Oklo's market cap topped $25.7 billion-up roughly 720% year to date-while being the only company in a 75-name AI basket projected to generate no revenue this year. Street forecasts point to first profits in 2030.

Fermi went public in early October at north of $19 billion after being founded in January. The plan: an 11 GW AI data center campus in the Texas Panhandle, powered by on-site nuclear, natural gas, wind, and solar. Groundbreaking is targeted for March, with about 1 GW online by the end of 2026.

A Reality Check: A Whipsaw Week

Sentiment cuts both ways. Constellation Energy, Vistra, and GE Vernova each fell more than 10% early in the week, then finished roughly flat. The message: even "established" beneficiaries aren't immune to air pockets.

The upstarts swung harder.
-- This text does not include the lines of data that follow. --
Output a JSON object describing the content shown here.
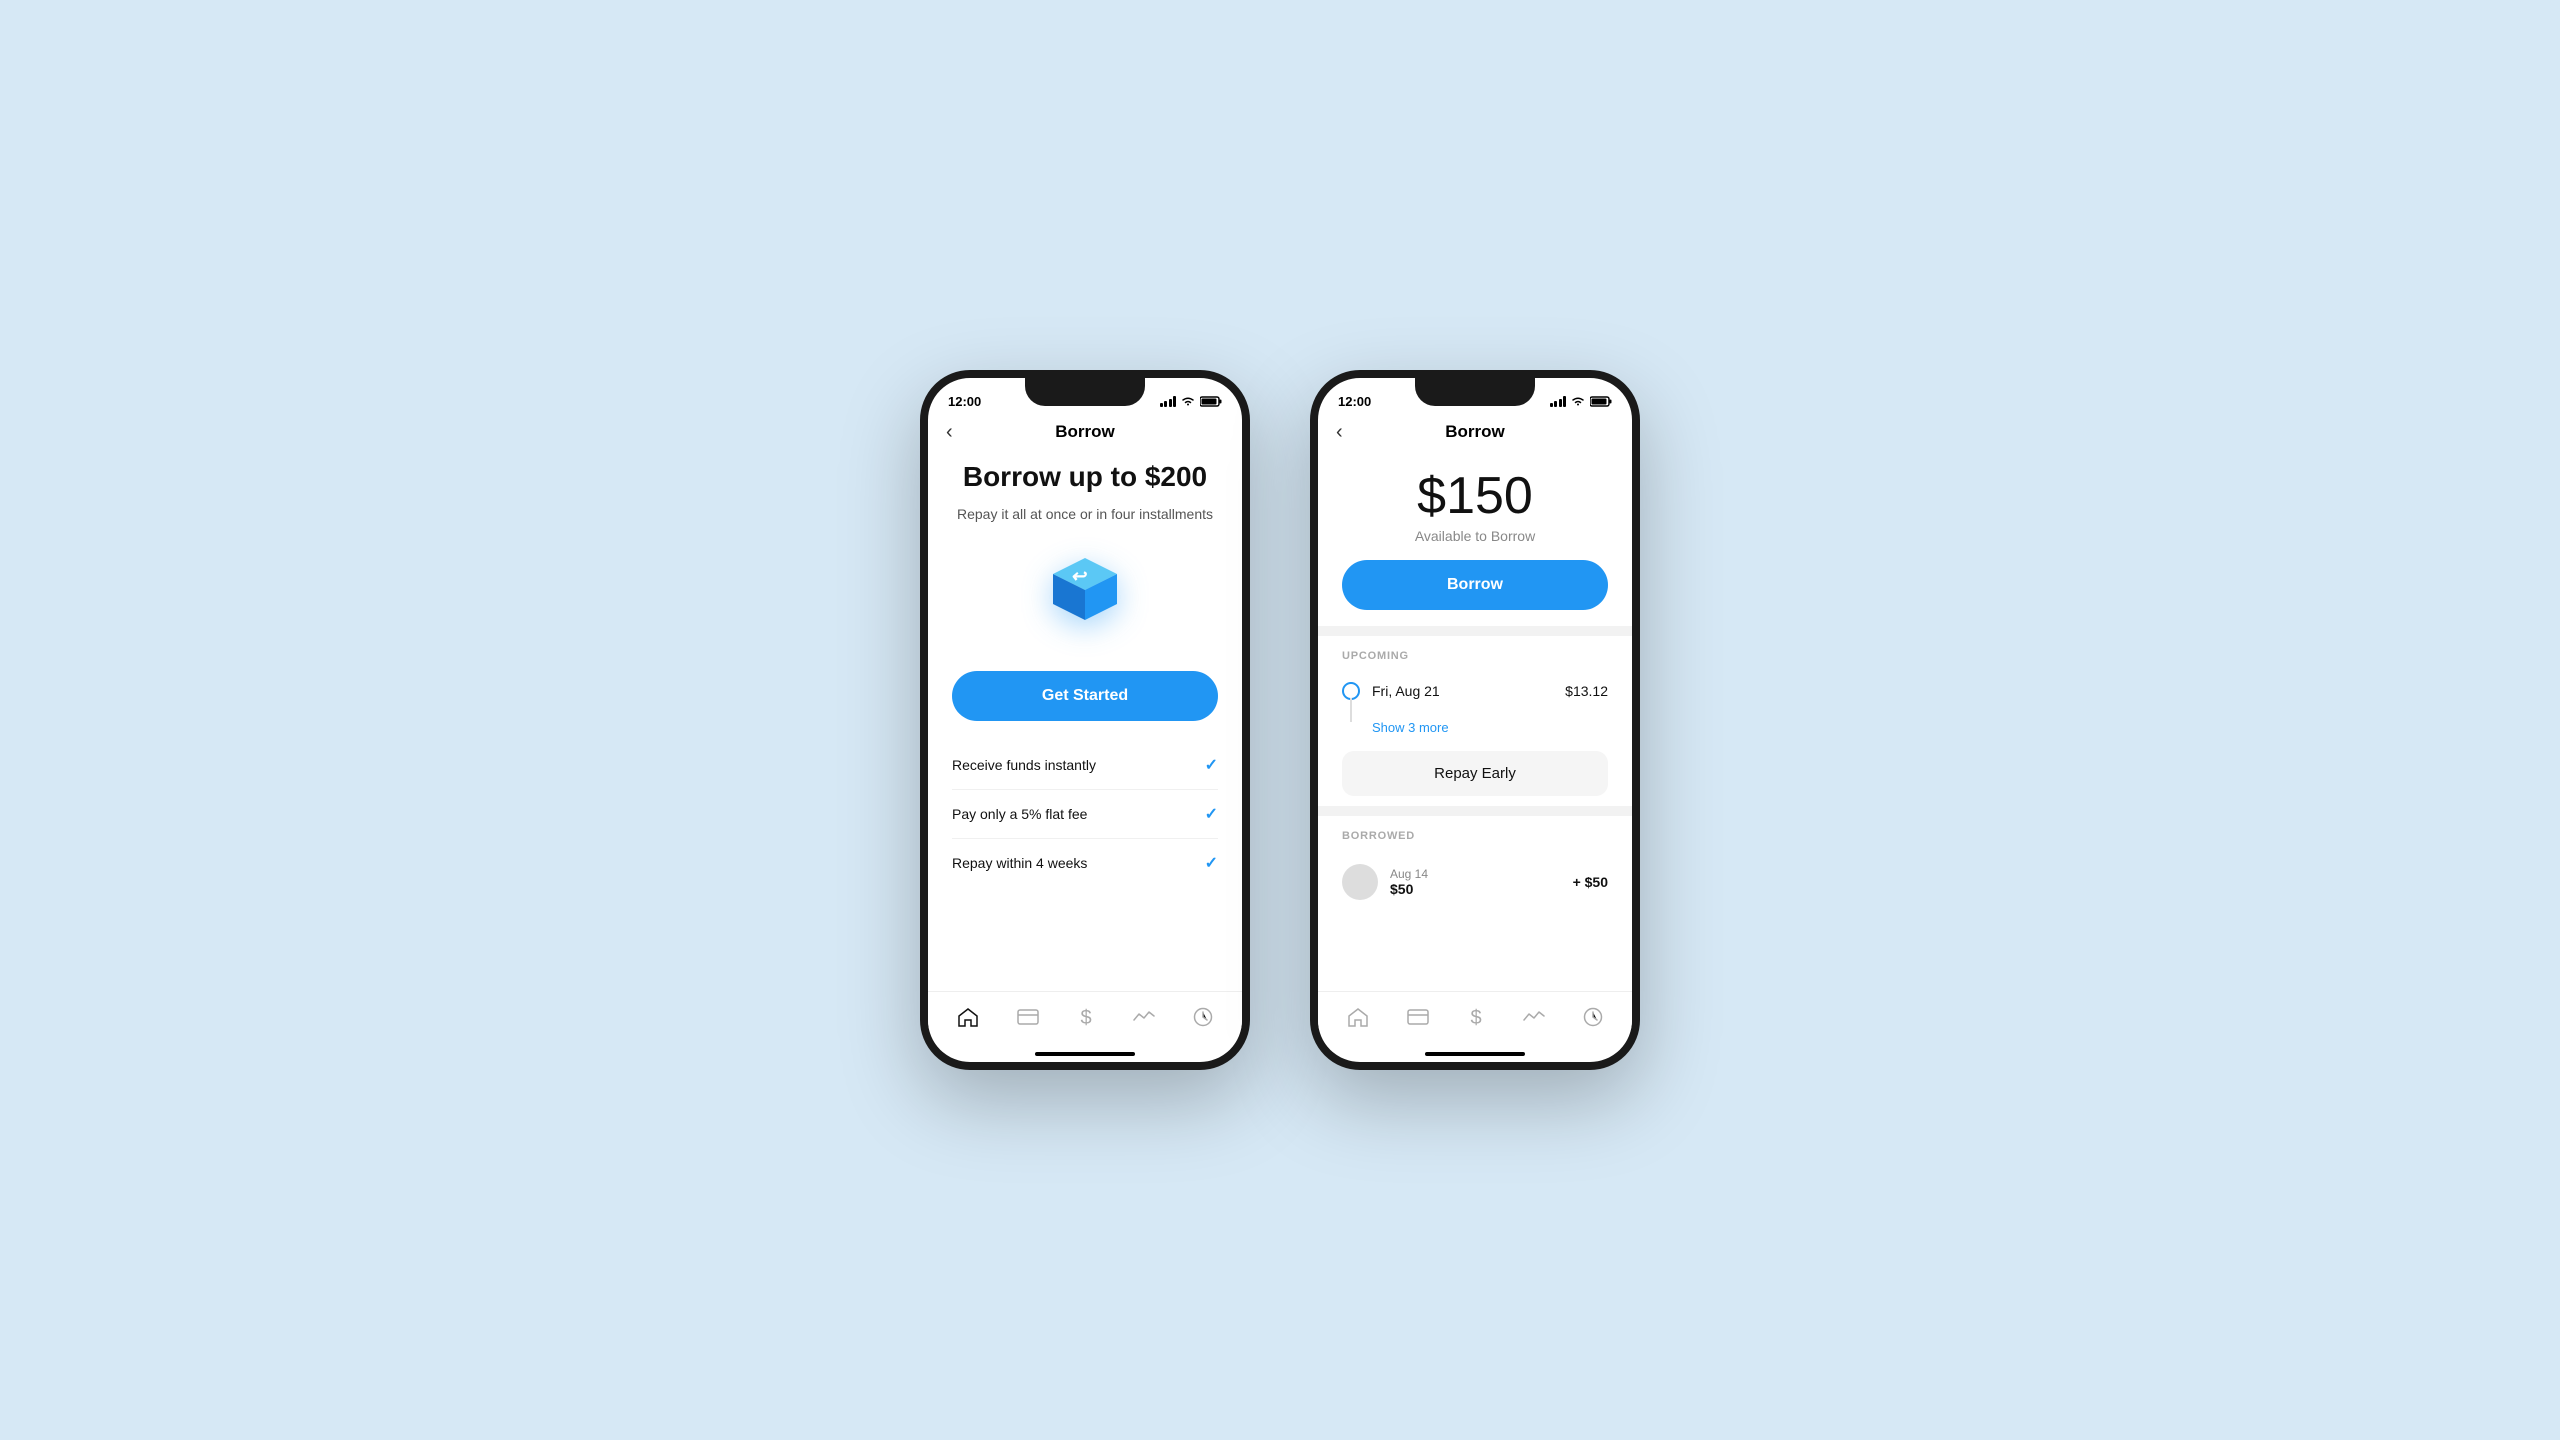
{
  "background": "#d6e8f5",
  "phone1": {
    "status": {
      "time": "12:00",
      "signal": true,
      "wifi": true,
      "battery": true
    },
    "nav": {
      "back_icon": "‹",
      "title": "Borrow"
    },
    "hero": {
      "title": "Borrow up to $200",
      "subtitle": "Repay it all at once or in four installments"
    },
    "cta": "Get Started",
    "features": [
      {
        "label": "Receive funds instantly",
        "check": "✓"
      },
      {
        "label": "Pay only a 5% flat fee",
        "check": "✓"
      },
      {
        "label": "Repay within 4 weeks",
        "check": "✓"
      }
    ],
    "tabs": [
      {
        "icon": "⊞",
        "label": "home",
        "active": true
      },
      {
        "icon": "▣",
        "label": "card"
      },
      {
        "icon": "$",
        "label": "money"
      },
      {
        "icon": "∿",
        "label": "activity"
      },
      {
        "icon": "◷",
        "label": "history"
      }
    ]
  },
  "phone2": {
    "status": {
      "time": "12:00"
    },
    "nav": {
      "back_icon": "‹",
      "title": "Borrow"
    },
    "amount": {
      "value": "$150",
      "label": "Available to Borrow"
    },
    "borrow_button": "Borrow",
    "upcoming": {
      "section_label": "UPCOMING",
      "items": [
        {
          "date": "Fri, Aug 21",
          "amount": "$13.12"
        }
      ],
      "show_more": "Show 3 more"
    },
    "repay_early": "Repay Early",
    "borrowed": {
      "section_label": "BORROWED",
      "items": [
        {
          "date": "Aug 14",
          "name": "$50",
          "amount": "+ $50"
        }
      ]
    },
    "tabs": [
      {
        "icon": "⊞",
        "label": "home"
      },
      {
        "icon": "▣",
        "label": "card"
      },
      {
        "icon": "$",
        "label": "money"
      },
      {
        "icon": "∿",
        "label": "activity"
      },
      {
        "icon": "◷",
        "label": "history"
      }
    ]
  }
}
NuScale, Oklo, and Fermi dropped more than 25% by midweek before paring losses to the low-to-mid teens by Friday. When narratives drive price, volatility follows.

What to Watch Before You Add Exposure

  • Multiples vs. history: compare current P/S to three-year norms, not just peers riding the same wave.
  • Path to profit: note revenue reality today and credible milestones to break-even; watch for slippage.
  • Funding and runway: assess cash, burn rate, and access to capital if markets tighten.
  • Contract quality: look for long-duration, take-or-pay deals with hyperscalers-not just MOUs and headlines.
  • Regulatory gating: nuclear timelines hinge on licensing and approvals. Review status directly with the U.S. Nuclear Regulatory Commission.
  • Project execution: capex, grid interconnects, and transmission bottlenecks can delay revenue recognition.
  • Stack diversification: consider spreading risk across chips, cloud, networking/cooling, and power instead of chasing the hottest corner.
  • Position sizing: size smaller in pre-revenue names; stress test for 30-50% drawdowns.

If You Need a Primer on AI to Underwrite These Bets

Getting fluent in how models, compute, and data center demand interact can sharpen your thesis work. For practical overviews and tools by job function, see AI courses by job or explore finance-focused tooling here: AI tools for finance.

One Last Angle

AI is real. So is overpaying. In power, both truths can exist at once: durable demand and stretched pricing. Price your risk accordingly.